CAMDEN — Instead of chasing soccer balls with his friends this summer, 10-year old Ethan Fields is in a hospital bed fighting lymphoma. His Camden neighbors showed their support for him by donating in his honor at the June 14 Camden Community Blood Drive hosted by the First Southern Baptist Church.
Fields is in Cincinnati Children’s Hospital, recovering from his fifth round of chemotherapy. He’s been putting up a strong fight against diffuse large B-cell lymphoma, a common and aggressive cancer that attacks the lymphatic system and the body’s ability to fight infection.
Ethan’s dad Greg Fields and his grandmother Cindy Fields were among the 14 first-time donors at the Camden Community Blood Drive, which totaled 46 registered donors and 35 blood donations.
“Prior to Ethan’s sickness I like many others didn’t realize the importance of giving blood,” said Greg. “I’m plugged in now and that will change in the future. Ethan’s numbers are low so there’s a good chance he’ll receive blood or platelets tonight or tomorrow, so thanks to all who contribute to helping anyone with blood needs.”
Greg gave credit to Angela Taylor for organizing the dedication to Ethan.
“Ethan’s mother Miki and I have been so busy in the hospital we haven’t been able to plan a benefit,” he said. “Angela is a good friend of mine and she said she like to do it. It turned out to be a wonderful thing for a lot of people.”
Angela and family friend Trisha Falk were among those wearing neon-green “Ethan Strong” t-shirt at the blood drive. They feature the Incredible Hulk super hero, and a soccer ball. Ethan plays goalie on his soccer team, and he’s battling disease the way he blocks shots on goal.
“He was diagnosed with large B-cell lymphoma back in March,” Greg said about the Ethan’s battle with cancer. “They thought he had something else that had a much worse diagnosis. The non-Hodgkin lymphoma was a positive thing.”
DLBCL is the most common type of non-Hodgkin lymphoma, and is considered potentially curable. Ethan proved to be a fighter. Despite losing clumps of hair to chemotherapy treatments, he stubbornly refused shave the rest.
“Last week we found out he is complete remission, so he is a very luck little guy,” said Greg. “Today is a test day and he is recovering. They count out Day one to Day 10 to see how he’s feeling and where he’s at in therapy. The last two are considered maintenance rounds, so it would be in next 10 days to round six. Our end goal is getting this boy home and enjoying the little bit of summer he has left.”
Ethan hopes to be back with his classmates to begin fifth grade in the fall. “He missed quite a bit of school, but did a lot at Children’s,” said Greg. “He’s still doing stuff to stay fresh mentally.”

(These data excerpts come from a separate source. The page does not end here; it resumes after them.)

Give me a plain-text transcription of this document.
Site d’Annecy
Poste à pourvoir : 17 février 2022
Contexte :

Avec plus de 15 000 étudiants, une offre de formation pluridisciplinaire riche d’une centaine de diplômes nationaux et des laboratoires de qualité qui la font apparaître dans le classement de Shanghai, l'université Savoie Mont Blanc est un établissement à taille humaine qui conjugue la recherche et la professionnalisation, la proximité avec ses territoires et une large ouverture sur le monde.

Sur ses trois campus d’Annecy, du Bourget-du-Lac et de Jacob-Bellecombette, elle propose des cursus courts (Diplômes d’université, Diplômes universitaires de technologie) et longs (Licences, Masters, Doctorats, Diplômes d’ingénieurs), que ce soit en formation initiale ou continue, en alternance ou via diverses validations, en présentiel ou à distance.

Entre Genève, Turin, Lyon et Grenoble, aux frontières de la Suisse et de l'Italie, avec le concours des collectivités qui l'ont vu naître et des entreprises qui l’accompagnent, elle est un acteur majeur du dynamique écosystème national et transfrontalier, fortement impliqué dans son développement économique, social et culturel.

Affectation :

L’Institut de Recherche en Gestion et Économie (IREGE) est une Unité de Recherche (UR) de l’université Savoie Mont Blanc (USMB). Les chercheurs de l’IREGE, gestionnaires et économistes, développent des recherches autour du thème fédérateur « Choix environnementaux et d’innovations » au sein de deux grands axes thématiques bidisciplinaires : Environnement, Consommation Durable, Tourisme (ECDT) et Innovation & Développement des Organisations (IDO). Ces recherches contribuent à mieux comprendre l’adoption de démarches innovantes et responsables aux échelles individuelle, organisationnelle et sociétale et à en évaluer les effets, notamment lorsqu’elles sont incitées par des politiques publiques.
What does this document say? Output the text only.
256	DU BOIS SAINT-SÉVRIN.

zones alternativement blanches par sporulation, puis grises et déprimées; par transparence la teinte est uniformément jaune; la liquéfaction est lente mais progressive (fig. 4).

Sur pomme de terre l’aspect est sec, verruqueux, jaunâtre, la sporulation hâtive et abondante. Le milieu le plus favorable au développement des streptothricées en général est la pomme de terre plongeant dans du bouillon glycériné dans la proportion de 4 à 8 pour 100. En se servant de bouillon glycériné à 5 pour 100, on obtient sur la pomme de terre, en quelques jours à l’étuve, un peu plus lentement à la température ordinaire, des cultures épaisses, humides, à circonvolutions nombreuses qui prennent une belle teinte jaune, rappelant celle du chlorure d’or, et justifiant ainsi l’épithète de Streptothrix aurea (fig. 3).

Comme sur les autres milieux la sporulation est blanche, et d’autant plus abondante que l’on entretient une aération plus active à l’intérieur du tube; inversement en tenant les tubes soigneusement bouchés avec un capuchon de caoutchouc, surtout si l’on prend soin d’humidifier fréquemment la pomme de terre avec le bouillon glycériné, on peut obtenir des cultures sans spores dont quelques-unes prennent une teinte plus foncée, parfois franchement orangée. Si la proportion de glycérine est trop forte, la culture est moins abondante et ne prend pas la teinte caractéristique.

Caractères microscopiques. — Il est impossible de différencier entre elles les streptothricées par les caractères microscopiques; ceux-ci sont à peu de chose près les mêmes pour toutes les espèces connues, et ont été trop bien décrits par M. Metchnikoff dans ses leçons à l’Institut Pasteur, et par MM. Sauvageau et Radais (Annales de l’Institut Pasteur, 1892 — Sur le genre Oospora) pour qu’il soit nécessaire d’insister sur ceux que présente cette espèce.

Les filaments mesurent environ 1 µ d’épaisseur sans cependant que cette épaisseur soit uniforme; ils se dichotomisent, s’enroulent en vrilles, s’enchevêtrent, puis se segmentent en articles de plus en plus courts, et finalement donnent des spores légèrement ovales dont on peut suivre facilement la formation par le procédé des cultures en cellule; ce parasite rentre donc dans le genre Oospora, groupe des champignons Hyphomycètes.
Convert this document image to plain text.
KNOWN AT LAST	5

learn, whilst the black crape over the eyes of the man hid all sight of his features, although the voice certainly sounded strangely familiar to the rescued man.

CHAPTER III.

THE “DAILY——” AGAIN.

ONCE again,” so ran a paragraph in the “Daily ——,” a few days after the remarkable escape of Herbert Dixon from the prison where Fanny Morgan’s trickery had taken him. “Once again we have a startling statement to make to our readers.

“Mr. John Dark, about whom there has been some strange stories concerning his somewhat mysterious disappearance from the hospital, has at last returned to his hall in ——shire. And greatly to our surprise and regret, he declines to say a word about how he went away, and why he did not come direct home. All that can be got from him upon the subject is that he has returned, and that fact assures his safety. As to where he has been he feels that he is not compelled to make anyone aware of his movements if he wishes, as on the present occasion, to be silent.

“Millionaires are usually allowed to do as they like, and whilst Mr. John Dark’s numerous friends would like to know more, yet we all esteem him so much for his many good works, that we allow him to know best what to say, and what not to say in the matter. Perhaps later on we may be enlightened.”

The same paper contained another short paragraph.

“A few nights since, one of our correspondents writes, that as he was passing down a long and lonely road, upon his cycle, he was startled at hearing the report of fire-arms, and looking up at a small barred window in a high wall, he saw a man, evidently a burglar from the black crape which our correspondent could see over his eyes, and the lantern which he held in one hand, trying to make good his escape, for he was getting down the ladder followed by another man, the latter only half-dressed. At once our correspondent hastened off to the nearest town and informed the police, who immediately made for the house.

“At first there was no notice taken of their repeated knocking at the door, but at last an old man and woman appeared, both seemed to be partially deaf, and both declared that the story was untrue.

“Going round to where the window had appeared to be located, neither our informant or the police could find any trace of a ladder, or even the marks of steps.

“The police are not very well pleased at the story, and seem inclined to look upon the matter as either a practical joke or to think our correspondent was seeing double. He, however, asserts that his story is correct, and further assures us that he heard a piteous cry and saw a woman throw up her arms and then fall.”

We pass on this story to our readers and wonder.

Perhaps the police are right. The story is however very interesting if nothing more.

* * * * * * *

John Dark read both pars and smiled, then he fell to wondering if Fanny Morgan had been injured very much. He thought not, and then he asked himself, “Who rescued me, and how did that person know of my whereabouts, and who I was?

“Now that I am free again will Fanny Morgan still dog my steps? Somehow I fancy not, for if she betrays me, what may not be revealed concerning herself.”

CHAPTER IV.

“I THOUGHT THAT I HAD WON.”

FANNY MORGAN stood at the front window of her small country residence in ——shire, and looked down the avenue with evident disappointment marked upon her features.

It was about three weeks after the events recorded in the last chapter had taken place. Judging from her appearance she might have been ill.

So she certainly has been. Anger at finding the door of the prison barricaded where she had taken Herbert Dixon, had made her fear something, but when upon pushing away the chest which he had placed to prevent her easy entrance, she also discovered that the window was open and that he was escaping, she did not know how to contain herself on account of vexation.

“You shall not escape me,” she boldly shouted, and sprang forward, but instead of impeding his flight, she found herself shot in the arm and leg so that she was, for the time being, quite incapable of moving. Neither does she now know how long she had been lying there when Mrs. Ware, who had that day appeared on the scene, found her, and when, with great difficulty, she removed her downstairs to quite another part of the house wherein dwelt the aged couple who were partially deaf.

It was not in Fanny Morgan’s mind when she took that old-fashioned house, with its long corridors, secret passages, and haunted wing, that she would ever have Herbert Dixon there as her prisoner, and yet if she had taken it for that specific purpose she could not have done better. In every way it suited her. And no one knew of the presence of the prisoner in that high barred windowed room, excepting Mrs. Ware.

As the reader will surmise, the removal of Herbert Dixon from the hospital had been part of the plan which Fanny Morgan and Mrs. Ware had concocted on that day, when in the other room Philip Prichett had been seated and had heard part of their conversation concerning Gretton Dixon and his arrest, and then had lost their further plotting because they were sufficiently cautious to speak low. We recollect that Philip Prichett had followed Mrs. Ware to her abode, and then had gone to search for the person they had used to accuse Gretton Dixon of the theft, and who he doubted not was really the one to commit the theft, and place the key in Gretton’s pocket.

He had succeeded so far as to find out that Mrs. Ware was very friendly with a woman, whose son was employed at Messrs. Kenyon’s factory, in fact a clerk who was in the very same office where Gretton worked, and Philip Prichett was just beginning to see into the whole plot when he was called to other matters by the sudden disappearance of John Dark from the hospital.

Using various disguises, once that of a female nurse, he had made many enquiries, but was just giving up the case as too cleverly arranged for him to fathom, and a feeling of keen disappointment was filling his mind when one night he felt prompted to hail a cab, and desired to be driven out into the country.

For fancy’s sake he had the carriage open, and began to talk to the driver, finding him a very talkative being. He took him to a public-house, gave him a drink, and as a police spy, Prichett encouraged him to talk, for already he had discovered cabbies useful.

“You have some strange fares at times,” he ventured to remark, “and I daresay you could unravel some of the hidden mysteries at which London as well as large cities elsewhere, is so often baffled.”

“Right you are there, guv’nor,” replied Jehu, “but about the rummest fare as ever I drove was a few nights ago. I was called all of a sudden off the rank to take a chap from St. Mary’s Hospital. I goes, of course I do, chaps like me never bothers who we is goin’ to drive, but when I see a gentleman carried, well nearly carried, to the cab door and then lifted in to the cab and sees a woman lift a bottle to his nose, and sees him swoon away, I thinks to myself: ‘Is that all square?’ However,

It helped boost his spirits to meet other kids fighting blood disease through the Leukemia & Lymphoma Society. Ethan has three siblings, including one who will be a freshman at Miami University, where Greg works in the Physical Facilities Department. The interaction with other families has been good for everyone. Community support for the blood drive was also uplifting.
“If everything goes good with the last round he should be returning back to school, maybe even back involved with soccer in the fall,” said Greg. “He’d like to be back on the field. But he’s got a long road to recovery. We’re taking it day by day.”